Some clauses in a recent omnibus bill submitted to the Turkish Parliament that stipulate a one-time tax exemption for certain assets are there to enable subsidiaries of state-owned Turkish companies such as energy giant Botaş to move their assets to Turkey, according to the report.

Turkish Petroleum International Company Ltd. (TPIC) and Botas International Ltd. (BIL) are two such subsidiaries on the island of Jersey, a dependent of the British crown. The companies were involved in a court case in 2016 when a creditor sued to enforce debts. Botaş filed an objection referring to a British law that grants sovereign states immunity from litigation.

The mere fact of being owned by a sovereign state does not give a Jersey company “sovereign immunity” from legal proceedings, the court ruled, rejecting the objection.

These companies are established in tax havens because of the restrictions enforced by Turkey’s laws governing public tenders, which stall purchases, Süleyman Önel, the Energy Ministry’s director of legal services, told Cumhuriyet.

Önel underlined that the companies are of vital importance to the Turkish state, which cannot ignore the possibility of sanctions targeting their assets.

Önel did not specify what type of sanctions the government feared or the possible actor to enforce them.

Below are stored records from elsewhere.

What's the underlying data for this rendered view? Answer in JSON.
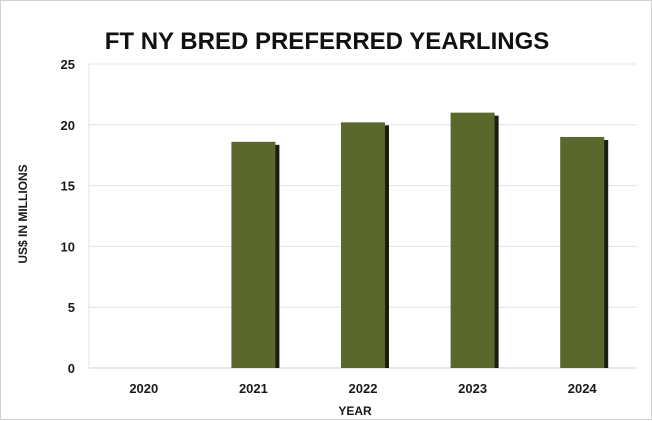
{
  "chart_data": {
    "type": "bar",
    "title": "FT NY BRED PREFERRED YEARLINGS",
    "xlabel": "YEAR",
    "ylabel": "US$ IN MILLIONS",
    "categories": [
      "2020",
      "2021",
      "2022",
      "2023",
      "2024"
    ],
    "values": [
      0,
      18.6,
      20.2,
      21.0,
      19.0
    ],
    "ylim": [
      0,
      25
    ],
    "yticks": [
      0,
      5,
      10,
      15,
      20,
      25
    ],
    "grid": true,
    "legend": "none",
    "colors": {
      "bar": "#5a672d",
      "shadow": "#1c1c10",
      "grid": "#e3e3e3"
    }
  }
}
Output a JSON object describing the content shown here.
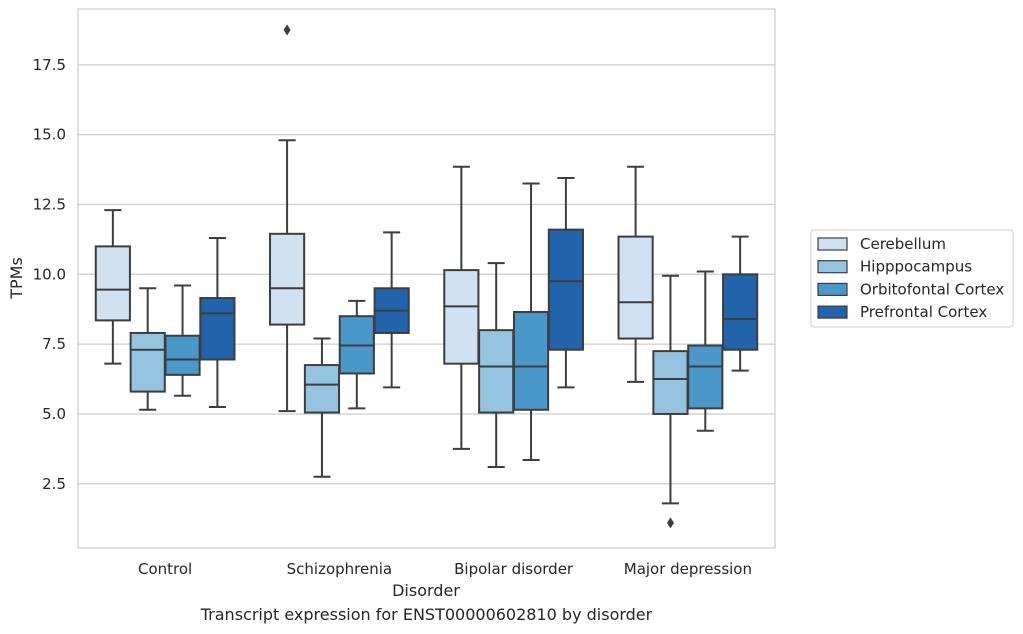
{
  "caption": "Transcript expression for ENST00000602810 by disorder",
  "chart_data": {
    "type": "box",
    "title": "",
    "xlabel": "Disorder",
    "ylabel": "TPMs",
    "ylim": [
      0.2,
      19.5
    ],
    "yticks": [
      2.5,
      5.0,
      7.5,
      10.0,
      12.5,
      15.0,
      17.5
    ],
    "ytick_labels": [
      "2.5",
      "5.0",
      "7.5",
      "10.0",
      "12.5",
      "15.0",
      "17.5"
    ],
    "grid": "horizontal",
    "legend_position": "right",
    "categories": [
      "Control",
      "Schizophrenia",
      "Bipolar disorder",
      "Major depression"
    ],
    "series": [
      {
        "name": "Cerebellum",
        "color": "#d0e1f2",
        "boxes": [
          {
            "whislo": 6.8,
            "q1": 8.35,
            "med": 9.45,
            "q3": 11.0,
            "whishi": 12.3,
            "fliers": []
          },
          {
            "whislo": 5.1,
            "q1": 8.2,
            "med": 9.5,
            "q3": 11.45,
            "whishi": 14.8,
            "fliers": [
              18.75
            ]
          },
          {
            "whislo": 3.75,
            "q1": 6.8,
            "med": 8.85,
            "q3": 10.15,
            "whishi": 13.85,
            "fliers": []
          },
          {
            "whislo": 6.15,
            "q1": 7.7,
            "med": 9.0,
            "q3": 11.35,
            "whishi": 13.85,
            "fliers": []
          }
        ]
      },
      {
        "name": "Hipppocampus",
        "color": "#94c4df",
        "boxes": [
          {
            "whislo": 5.15,
            "q1": 5.8,
            "med": 7.3,
            "q3": 7.9,
            "whishi": 9.5,
            "fliers": []
          },
          {
            "whislo": 2.75,
            "q1": 5.05,
            "med": 6.05,
            "q3": 6.75,
            "whishi": 7.7,
            "fliers": []
          },
          {
            "whislo": 3.1,
            "q1": 5.05,
            "med": 6.7,
            "q3": 8.0,
            "whishi": 10.4,
            "fliers": []
          },
          {
            "whislo": 1.8,
            "q1": 5.0,
            "med": 6.25,
            "q3": 7.25,
            "whishi": 9.95,
            "fliers": [
              1.1
            ]
          }
        ]
      },
      {
        "name": "Orbitofontal Cortex",
        "color": "#4a98c9",
        "boxes": [
          {
            "whislo": 5.65,
            "q1": 6.4,
            "med": 6.95,
            "q3": 7.8,
            "whishi": 9.6,
            "fliers": []
          },
          {
            "whislo": 5.2,
            "q1": 6.45,
            "med": 7.45,
            "q3": 8.5,
            "whishi": 9.05,
            "fliers": []
          },
          {
            "whislo": 3.35,
            "q1": 5.15,
            "med": 6.7,
            "q3": 8.65,
            "whishi": 13.25,
            "fliers": []
          },
          {
            "whislo": 4.4,
            "q1": 5.2,
            "med": 6.7,
            "q3": 7.45,
            "whishi": 10.1,
            "fliers": []
          }
        ]
      },
      {
        "name": "Prefrontal Cortex",
        "color": "#2164ab",
        "boxes": [
          {
            "whislo": 5.25,
            "q1": 6.95,
            "med": 8.6,
            "q3": 9.15,
            "whishi": 11.3,
            "fliers": []
          },
          {
            "whislo": 5.95,
            "q1": 7.9,
            "med": 8.7,
            "q3": 9.5,
            "whishi": 11.5,
            "fliers": []
          },
          {
            "whislo": 5.95,
            "q1": 7.3,
            "med": 9.75,
            "q3": 11.6,
            "whishi": 13.45,
            "fliers": []
          },
          {
            "whislo": 6.55,
            "q1": 7.3,
            "med": 8.4,
            "q3": 10.0,
            "whishi": 11.35,
            "fliers": []
          }
        ]
      }
    ]
  }
}
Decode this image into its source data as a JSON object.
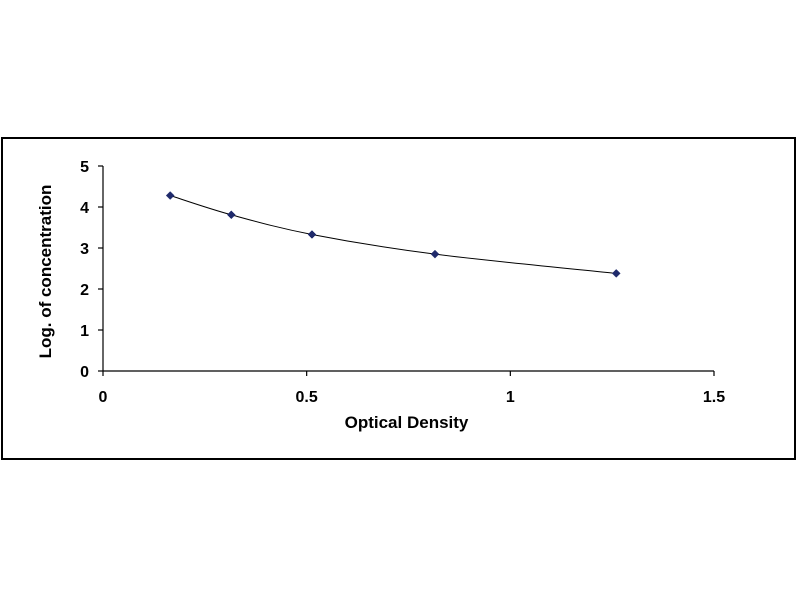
{
  "chart_data": {
    "type": "scatter",
    "title": "",
    "xlabel": "Optical Density",
    "ylabel": "Log. of concentration",
    "xlim": [
      0,
      1.5
    ],
    "ylim": [
      0,
      5
    ],
    "x_ticks": [
      "0",
      "0.5",
      "1",
      "1.5"
    ],
    "y_ticks": [
      "0",
      "1",
      "2",
      "3",
      "4",
      "5"
    ],
    "grid": false,
    "legend": "none",
    "series": [
      {
        "x": [
          0.165,
          0.315,
          0.513,
          0.815,
          1.26
        ],
        "y": [
          4.28,
          3.81,
          3.33,
          2.85,
          2.38
        ]
      }
    ],
    "trendline": "smooth curve through points",
    "marker_color": "#1f2a6b",
    "line_color": "#000000"
  }
}
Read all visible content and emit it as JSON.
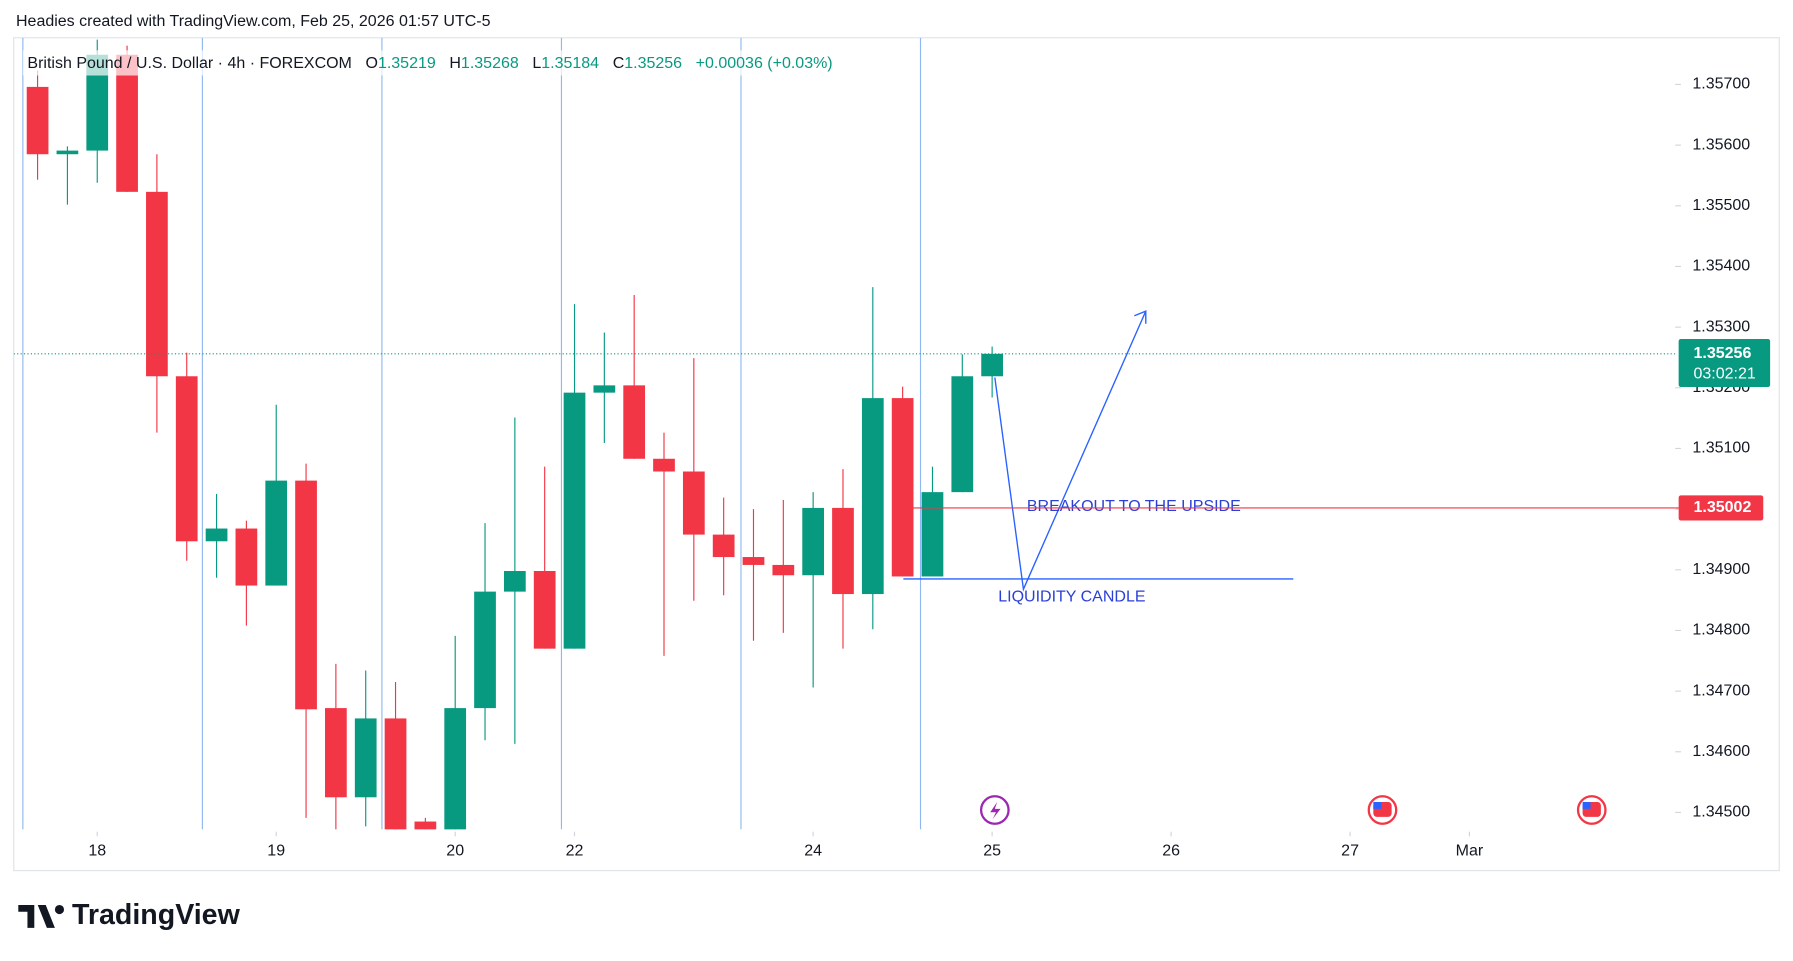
{
  "header": "Headies created with TradingView.com, Feb 25, 2026 01:57 UTC-5",
  "legend": {
    "symbol": "British Pound / U.S. Dollar · 4h · FOREXCOM",
    "open_label": "O",
    "open": "1.35219",
    "high_label": "H",
    "high": "1.35268",
    "low_label": "L",
    "low": "1.35184",
    "close_label": "C",
    "close": "1.35256",
    "change": "+0.00036 (+0.03%)"
  },
  "logo": "TradingView",
  "annotations": [
    "BREAKOUT TO THE UPSIDE",
    "LIQUIDITY CANDLE"
  ],
  "chart_data": {
    "type": "candlestick",
    "up_color": "#089981",
    "down_color": "#f23645",
    "open": [
      1.35696,
      1.35585,
      1.35591,
      1.35749,
      1.35523,
      1.35219,
      1.34947,
      1.34968,
      1.34874,
      1.35047,
      1.34672,
      1.34525,
      1.34655,
      1.34485,
      1.34462,
      1.34672,
      1.34864,
      1.34898,
      1.3477,
      1.35192,
      1.35204,
      1.35083,
      1.35062,
      1.34958,
      1.34921,
      1.34908,
      1.34891,
      1.35002,
      1.3486,
      1.35183,
      1.34889,
      1.35028,
      1.35219
    ],
    "high": [
      1.35723,
      1.35598,
      1.35774,
      1.35764,
      1.35585,
      1.35258,
      1.35025,
      1.34981,
      1.35172,
      1.35075,
      1.34745,
      1.34734,
      1.34715,
      1.34491,
      1.34791,
      1.34977,
      1.35151,
      1.3507,
      1.35338,
      1.35291,
      1.35353,
      1.35126,
      1.35249,
      1.35019,
      1.35,
      1.35015,
      1.35028,
      1.35066,
      1.35366,
      1.35202,
      1.3507,
      1.35255,
      1.35268
    ],
    "low": [
      1.35543,
      1.35502,
      1.35538,
      1.35523,
      1.35126,
      1.34915,
      1.34887,
      1.34808,
      1.34874,
      1.34491,
      1.34472,
      1.34477,
      1.3444,
      1.3442,
      1.3444,
      1.34619,
      1.34613,
      1.3477,
      1.3477,
      1.35109,
      1.35083,
      1.34758,
      1.34849,
      1.34858,
      1.34783,
      1.34796,
      1.34706,
      1.3477,
      1.34802,
      1.34889,
      1.34889,
      1.35028,
      1.35184
    ],
    "close": [
      1.35585,
      1.35591,
      1.35749,
      1.35523,
      1.35219,
      1.34947,
      1.34968,
      1.34874,
      1.35047,
      1.3467,
      1.34525,
      1.34655,
      1.3446,
      1.3444,
      1.34672,
      1.34864,
      1.34898,
      1.3477,
      1.35192,
      1.35204,
      1.35083,
      1.35062,
      1.34958,
      1.34921,
      1.34908,
      1.34891,
      1.35002,
      1.3486,
      1.35183,
      1.34889,
      1.35028,
      1.35219,
      1.35256
    ],
    "xlim": [
      -0.8,
      54.9
    ],
    "xticks": [
      {
        "value": 2,
        "label": "18"
      },
      {
        "value": 8,
        "label": "19"
      },
      {
        "value": 14,
        "label": "20"
      },
      {
        "value": 18,
        "label": "22"
      },
      {
        "value": 26,
        "label": "24"
      },
      {
        "value": 32,
        "label": "25"
      },
      {
        "value": 38,
        "label": "26"
      },
      {
        "value": 44,
        "label": "27"
      },
      {
        "value": 48,
        "label": "Mar"
      }
    ],
    "ylim": [
      1.34472,
      1.35777
    ],
    "yticks": [
      {
        "value": 1.357,
        "label": "1.35700"
      },
      {
        "value": 1.356,
        "label": "1.35600"
      },
      {
        "value": 1.355,
        "label": "1.35500"
      },
      {
        "value": 1.354,
        "label": "1.35400"
      },
      {
        "value": 1.353,
        "label": "1.35300"
      },
      {
        "value": 1.352,
        "label": "1.35200"
      },
      {
        "value": 1.351,
        "label": "1.35100"
      },
      {
        "value": 1.35,
        "label": "1.35000"
      },
      {
        "value": 1.349,
        "label": "1.34900"
      },
      {
        "value": 1.348,
        "label": "1.34800"
      },
      {
        "value": 1.347,
        "label": "1.34700"
      },
      {
        "value": 1.346,
        "label": "1.34600"
      },
      {
        "value": 1.345,
        "label": "1.34500"
      }
    ],
    "current_price": {
      "value": 1.35256,
      "label": "1.35256",
      "countdown": "03:02:21",
      "color": "#089981"
    },
    "horizontal_line": {
      "value": 1.35002,
      "label": "1.35002",
      "color": "#f23645"
    }
  }
}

Berat Albayrak, Turkish President Recep Tayyip Erdoğan’s son-in-law who resigned from the Finance Ministry last week after a shakeup in the country’s economy team, served as energy minister between 2015 and 2018.

In September 2016 Albayrak’s emails were leaked to the public by a hacker collective called RedHack. The leaked emails detail Albayrak’s alleged involvement in the transport of oil controlled by the Islamic State in Iraq and the Levant (ISIL) via a company named Powertrans.

According to observers, the bill is part of a series of moves by Erdoğan that prepare for possible sanctions over the claims of ISIL oil transportation and other issues such as an Iran sanctions-busting case in the US that includes a Turkish state bank and high ranking officials

US President-elect Joe Biden is more likely to get tough on Erdoğan’s Turkey, unlike President Donald Trump, who, according to critics, did everything in his power to stall sanctions against Ankara.